An important section belongs to the movie’s stealth true protagonist, Haley Lu Richardson’s morbid Ingrid, a lady in a ruined princess costume who is sort of rejected from the mission and fairly clearly has some greater connection to every little thing occurring. Her backstory — following her remoted life as somebody allergic to Wi-Fi and the lack of her boyfriend (Tom Taylor) to a digital world — isn’t significantly revelatory, however there’s pathos and emotion to it that makes it devastating. And in a strong forged, it’s Richardson, who has at all times shone at taking part in characters fed up and a bit of misplaced, who most efficiently locates the palpable need for a world of actual human connection away from the display that needs to be the story’s middle.
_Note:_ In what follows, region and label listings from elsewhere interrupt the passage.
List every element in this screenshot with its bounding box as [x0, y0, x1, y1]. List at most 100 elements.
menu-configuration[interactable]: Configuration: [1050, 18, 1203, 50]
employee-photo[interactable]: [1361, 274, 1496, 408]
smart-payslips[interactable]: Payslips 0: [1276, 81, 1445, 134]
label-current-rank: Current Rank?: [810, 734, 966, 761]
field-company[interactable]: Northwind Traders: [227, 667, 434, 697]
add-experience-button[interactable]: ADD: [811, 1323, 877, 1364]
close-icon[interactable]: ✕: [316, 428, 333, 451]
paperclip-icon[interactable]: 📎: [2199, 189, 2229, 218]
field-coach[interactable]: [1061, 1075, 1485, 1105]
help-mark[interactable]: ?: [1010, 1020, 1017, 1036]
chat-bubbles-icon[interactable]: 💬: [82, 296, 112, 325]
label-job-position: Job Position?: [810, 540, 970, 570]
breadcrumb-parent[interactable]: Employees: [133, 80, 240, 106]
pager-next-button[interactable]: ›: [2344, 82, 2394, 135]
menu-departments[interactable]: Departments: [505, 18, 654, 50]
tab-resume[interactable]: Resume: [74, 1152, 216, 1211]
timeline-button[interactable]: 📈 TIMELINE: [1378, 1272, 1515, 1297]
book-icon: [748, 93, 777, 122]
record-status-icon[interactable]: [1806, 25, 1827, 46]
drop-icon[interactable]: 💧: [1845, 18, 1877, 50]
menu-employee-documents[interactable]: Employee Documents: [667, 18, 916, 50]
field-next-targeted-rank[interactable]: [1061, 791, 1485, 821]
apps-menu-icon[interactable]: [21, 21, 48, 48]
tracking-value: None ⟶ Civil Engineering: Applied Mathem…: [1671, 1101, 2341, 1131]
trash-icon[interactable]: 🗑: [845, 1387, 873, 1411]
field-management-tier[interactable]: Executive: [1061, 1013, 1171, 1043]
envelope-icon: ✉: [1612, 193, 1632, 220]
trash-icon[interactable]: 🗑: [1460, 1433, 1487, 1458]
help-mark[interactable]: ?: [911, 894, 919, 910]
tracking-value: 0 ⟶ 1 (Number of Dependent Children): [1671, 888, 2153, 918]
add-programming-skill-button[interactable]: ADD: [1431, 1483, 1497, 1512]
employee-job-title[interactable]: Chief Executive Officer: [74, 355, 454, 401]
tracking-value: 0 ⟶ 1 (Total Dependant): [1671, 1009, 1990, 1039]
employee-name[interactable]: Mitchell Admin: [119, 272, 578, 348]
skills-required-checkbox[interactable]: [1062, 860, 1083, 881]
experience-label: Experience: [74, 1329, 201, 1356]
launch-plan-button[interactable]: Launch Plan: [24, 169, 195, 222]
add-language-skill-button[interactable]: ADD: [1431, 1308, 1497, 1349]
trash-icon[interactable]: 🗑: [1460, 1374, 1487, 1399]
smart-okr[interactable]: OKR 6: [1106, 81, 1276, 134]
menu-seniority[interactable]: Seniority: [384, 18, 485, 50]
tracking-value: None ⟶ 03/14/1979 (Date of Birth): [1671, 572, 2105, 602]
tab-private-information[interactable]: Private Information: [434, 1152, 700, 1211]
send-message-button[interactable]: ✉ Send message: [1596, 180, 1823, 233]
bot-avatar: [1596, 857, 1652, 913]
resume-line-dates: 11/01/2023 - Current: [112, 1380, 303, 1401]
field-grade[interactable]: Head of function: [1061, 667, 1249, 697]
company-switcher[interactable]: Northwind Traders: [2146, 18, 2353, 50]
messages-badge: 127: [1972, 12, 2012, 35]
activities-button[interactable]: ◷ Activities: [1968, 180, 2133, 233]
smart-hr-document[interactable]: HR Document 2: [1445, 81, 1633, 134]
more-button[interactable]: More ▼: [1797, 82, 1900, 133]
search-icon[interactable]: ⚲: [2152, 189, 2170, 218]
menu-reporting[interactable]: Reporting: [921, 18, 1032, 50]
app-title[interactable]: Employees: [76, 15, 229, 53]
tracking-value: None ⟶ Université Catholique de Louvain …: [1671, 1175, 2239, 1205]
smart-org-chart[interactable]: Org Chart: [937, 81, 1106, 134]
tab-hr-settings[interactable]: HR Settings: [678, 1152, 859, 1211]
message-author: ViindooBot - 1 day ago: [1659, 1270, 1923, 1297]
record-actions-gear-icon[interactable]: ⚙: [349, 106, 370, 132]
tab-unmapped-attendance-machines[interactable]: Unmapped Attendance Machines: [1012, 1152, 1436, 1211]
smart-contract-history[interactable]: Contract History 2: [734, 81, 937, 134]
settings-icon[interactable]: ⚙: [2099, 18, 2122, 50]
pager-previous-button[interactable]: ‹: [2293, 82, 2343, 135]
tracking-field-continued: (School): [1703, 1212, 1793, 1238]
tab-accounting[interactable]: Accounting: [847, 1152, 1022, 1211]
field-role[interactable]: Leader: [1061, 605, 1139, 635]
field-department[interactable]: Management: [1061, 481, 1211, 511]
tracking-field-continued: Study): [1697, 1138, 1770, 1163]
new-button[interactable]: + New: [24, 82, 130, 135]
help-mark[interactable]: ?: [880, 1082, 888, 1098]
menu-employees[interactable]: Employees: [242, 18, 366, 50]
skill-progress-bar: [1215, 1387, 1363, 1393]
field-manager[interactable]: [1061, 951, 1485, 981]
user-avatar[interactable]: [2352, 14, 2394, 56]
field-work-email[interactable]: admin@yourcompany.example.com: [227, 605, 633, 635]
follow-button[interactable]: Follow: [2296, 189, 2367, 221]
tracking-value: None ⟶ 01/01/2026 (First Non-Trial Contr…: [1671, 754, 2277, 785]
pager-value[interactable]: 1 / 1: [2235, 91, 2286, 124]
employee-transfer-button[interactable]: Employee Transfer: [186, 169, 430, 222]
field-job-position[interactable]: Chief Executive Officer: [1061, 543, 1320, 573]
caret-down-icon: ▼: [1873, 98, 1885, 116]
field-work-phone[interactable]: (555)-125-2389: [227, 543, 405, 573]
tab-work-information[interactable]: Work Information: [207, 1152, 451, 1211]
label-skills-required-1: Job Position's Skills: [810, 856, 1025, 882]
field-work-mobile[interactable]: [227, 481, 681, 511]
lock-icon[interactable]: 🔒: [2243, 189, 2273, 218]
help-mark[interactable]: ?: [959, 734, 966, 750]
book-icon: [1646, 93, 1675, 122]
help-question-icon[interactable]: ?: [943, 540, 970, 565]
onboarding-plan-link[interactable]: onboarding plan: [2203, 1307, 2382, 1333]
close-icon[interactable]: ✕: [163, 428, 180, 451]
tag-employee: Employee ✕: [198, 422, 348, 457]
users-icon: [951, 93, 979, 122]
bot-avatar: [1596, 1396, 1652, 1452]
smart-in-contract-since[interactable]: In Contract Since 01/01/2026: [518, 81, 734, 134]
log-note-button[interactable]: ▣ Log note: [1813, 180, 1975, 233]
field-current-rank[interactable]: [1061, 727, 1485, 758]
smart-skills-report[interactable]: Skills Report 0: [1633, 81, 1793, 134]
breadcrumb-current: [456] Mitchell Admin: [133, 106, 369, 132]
It’s not likely a shock then when “Good Luck, Have Enjoyable, Don’t Die” chooses to readjust to deal with Ingrid in its climax, which can also be when the movie lastly reaches its full, absurd potential: the spectacular particular results attain that extreme “All the things In all places” high quality the movie is clearly impressed by, whereas the conclusion has a concurrently merciless however finally optimistic open-endendness that recollects a “Tales of the Crypt” episode. “Good Luck, Have Enjoyable, Don’t Die” isn’t an ideal film, however it’s a movie that, in all its extra and flaws, feels human-made. And if that appears like a low type of reward, effectively, simply check out the AI hell we dwell in to be confirmed in any other case.
Grade: B-
Briarcliff Leisure will launch “Good Luck, Have Enjoyable, Don’t Die” in theaters on Friday, February 13.